Strafbaarheid van het bewezen verklaarde
Er is geen omstandigheid aannemelijk geworden die de strafbaarheid van het onder 1 primair en 2 primair bewezen verklaarde uitsluit, zodat dit strafbaar is.
Het onder 1 primair bewezen verklaarde levert op:
zware mishandeling.
Het onder 2 primair bewezen verklaarde levert op:
poging tot zware mishandeling.
Strafbaarheid van de verdachte
Er is geen omstandigheid aannemelijk geworden die de strafbaarheid van de verdachte ten aanzien van het onder 1 primair en 2 primair bewezen verklaarde uitsluit, zodat de verdachte strafbaar is.
Oplegging van straffen
De rechtbank Amsterdam heeft de verdachte voor het in eerste aanleg onder 1 primair en 2 primair bewezen verklaarde veroordeeld tot een voorwaardelijke gevangenisstraf voor de duur van 4 maanden met een proeftijd van 2 jaren en een taakstraf van 240 uren, subsidiair 120 dagen hechtenis indien deze taakstraf niet naar behoren wordt verricht.

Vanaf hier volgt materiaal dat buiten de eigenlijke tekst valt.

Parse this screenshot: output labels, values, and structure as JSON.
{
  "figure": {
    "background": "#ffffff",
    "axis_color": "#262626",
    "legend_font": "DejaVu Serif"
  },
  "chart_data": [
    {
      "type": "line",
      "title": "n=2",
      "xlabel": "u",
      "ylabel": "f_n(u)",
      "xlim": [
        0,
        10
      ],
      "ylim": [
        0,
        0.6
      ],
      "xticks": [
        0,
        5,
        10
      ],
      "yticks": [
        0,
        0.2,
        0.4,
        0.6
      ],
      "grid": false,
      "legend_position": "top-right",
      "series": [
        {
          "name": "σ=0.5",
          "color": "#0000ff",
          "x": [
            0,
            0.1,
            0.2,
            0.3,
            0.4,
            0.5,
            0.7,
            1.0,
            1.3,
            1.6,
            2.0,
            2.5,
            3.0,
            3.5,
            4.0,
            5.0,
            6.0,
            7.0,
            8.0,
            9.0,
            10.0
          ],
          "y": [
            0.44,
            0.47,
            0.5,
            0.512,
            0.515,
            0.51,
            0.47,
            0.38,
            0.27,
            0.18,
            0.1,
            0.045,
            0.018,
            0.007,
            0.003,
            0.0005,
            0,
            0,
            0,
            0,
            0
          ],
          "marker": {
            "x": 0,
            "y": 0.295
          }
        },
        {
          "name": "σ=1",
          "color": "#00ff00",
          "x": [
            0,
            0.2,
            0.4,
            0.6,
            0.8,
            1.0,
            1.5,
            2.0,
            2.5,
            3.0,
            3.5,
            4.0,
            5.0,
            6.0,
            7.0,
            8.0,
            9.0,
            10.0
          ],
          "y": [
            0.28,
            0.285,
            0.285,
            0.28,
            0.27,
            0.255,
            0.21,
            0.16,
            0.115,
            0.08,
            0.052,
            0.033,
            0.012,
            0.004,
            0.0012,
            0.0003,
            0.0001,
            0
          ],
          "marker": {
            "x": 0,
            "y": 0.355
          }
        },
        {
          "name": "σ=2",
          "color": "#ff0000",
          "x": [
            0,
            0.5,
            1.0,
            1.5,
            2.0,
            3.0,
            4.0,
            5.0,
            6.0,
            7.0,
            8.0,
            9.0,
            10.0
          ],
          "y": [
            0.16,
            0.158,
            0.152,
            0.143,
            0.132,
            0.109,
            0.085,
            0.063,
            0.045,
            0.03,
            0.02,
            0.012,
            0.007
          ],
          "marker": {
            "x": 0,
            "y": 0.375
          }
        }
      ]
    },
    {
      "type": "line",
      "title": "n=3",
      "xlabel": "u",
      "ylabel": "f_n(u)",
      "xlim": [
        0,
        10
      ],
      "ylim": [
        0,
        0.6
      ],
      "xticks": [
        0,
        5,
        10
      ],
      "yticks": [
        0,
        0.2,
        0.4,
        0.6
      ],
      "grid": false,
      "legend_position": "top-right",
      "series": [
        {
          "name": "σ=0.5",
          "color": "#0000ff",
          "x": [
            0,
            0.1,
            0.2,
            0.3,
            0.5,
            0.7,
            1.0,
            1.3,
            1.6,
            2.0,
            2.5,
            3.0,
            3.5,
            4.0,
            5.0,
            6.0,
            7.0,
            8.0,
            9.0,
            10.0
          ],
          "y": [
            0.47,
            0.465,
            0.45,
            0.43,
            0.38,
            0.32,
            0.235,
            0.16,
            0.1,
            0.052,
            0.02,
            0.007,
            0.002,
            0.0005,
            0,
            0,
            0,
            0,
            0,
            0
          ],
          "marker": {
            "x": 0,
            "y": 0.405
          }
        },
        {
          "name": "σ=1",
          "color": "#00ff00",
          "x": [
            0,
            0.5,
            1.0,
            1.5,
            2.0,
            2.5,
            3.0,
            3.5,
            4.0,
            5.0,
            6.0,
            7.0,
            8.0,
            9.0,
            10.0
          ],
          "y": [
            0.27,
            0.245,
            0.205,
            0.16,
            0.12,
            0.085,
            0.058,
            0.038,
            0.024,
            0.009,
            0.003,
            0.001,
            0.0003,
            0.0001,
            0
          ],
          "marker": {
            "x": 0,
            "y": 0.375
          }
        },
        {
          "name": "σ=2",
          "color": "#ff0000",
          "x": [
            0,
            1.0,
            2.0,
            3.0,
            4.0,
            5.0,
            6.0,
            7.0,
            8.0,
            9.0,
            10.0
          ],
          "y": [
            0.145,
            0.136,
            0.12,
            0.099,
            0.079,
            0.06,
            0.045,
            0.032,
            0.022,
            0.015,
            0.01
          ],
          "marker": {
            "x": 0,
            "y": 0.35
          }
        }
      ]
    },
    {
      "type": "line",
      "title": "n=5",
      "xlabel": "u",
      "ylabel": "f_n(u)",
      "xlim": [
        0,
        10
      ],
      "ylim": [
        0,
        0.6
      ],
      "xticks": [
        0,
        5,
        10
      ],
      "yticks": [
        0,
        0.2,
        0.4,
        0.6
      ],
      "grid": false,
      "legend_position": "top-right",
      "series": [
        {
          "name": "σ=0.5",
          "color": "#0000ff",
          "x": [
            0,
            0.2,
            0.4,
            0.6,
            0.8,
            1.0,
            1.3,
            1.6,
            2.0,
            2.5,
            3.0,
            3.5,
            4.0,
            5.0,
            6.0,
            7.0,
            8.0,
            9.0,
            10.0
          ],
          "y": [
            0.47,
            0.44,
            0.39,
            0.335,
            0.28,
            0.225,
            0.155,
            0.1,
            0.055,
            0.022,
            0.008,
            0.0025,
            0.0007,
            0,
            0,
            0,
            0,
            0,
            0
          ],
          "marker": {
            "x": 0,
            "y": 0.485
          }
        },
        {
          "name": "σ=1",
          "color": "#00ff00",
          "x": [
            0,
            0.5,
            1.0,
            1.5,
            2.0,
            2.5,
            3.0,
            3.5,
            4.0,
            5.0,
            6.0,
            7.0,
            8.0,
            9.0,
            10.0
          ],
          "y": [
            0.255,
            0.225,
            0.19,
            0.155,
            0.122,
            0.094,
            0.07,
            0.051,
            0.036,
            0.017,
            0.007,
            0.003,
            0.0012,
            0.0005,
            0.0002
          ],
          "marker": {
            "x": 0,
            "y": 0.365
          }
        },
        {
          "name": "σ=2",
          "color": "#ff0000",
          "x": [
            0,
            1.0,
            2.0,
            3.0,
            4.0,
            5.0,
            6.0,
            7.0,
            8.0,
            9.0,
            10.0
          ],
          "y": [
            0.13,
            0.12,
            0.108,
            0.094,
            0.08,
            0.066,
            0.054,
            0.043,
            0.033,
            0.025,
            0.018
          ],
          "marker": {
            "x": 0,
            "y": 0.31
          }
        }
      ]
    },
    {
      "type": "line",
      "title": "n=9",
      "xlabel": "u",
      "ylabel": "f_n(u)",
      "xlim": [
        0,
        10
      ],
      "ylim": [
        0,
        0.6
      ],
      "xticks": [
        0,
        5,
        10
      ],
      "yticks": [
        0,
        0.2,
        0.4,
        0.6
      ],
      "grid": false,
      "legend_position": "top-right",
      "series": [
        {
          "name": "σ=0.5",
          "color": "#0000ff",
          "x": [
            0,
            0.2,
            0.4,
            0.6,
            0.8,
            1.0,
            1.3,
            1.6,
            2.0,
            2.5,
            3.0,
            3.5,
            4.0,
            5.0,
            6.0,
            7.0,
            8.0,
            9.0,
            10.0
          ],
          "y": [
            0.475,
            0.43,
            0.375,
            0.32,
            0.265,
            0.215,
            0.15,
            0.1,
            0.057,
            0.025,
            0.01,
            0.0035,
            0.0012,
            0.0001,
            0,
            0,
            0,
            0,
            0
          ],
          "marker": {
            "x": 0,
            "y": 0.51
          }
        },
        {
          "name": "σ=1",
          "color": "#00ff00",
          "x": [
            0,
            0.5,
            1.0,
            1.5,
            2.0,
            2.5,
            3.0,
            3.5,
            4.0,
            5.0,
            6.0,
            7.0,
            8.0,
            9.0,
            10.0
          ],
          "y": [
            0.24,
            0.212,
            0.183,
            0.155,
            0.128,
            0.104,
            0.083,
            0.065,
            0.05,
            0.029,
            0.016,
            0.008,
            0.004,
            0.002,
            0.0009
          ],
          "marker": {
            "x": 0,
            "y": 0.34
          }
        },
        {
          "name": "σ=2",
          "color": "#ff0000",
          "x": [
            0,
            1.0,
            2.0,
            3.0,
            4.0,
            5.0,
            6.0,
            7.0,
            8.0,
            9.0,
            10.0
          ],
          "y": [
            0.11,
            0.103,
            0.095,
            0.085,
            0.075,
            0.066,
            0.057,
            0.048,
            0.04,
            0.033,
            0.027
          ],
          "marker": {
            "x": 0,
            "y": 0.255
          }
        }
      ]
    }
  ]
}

De advocaat-generaal heeft gevorderd dat de verdachte voor het onder 1 primair en 2 primair ten laste gelegde zal worden veroordeeld tot een onvoorwaardelijke gevangenisstraf voor de duur van 3 maanden.
De raadsvrouw heeft ter terechtzitting verzocht – indien het hof tot een bewezenverklaring komt – geen gevangenisstraf op te leggen, omdat dit een onevenredig zware straf is. Zij heeft daartoe aangevoerd dat de verdachte in een loopbaantraject zit, net zijn studies [opleiding 1] en [opleiding 2] heeft afgerond en op de lijst van registeraccountants wil komen. Daar zijn integriteitseisen aan verbonden. Hij werkt hier al jaren naartoe. Bovendien heeft de zaak een enorme impact op de verdachte gehad.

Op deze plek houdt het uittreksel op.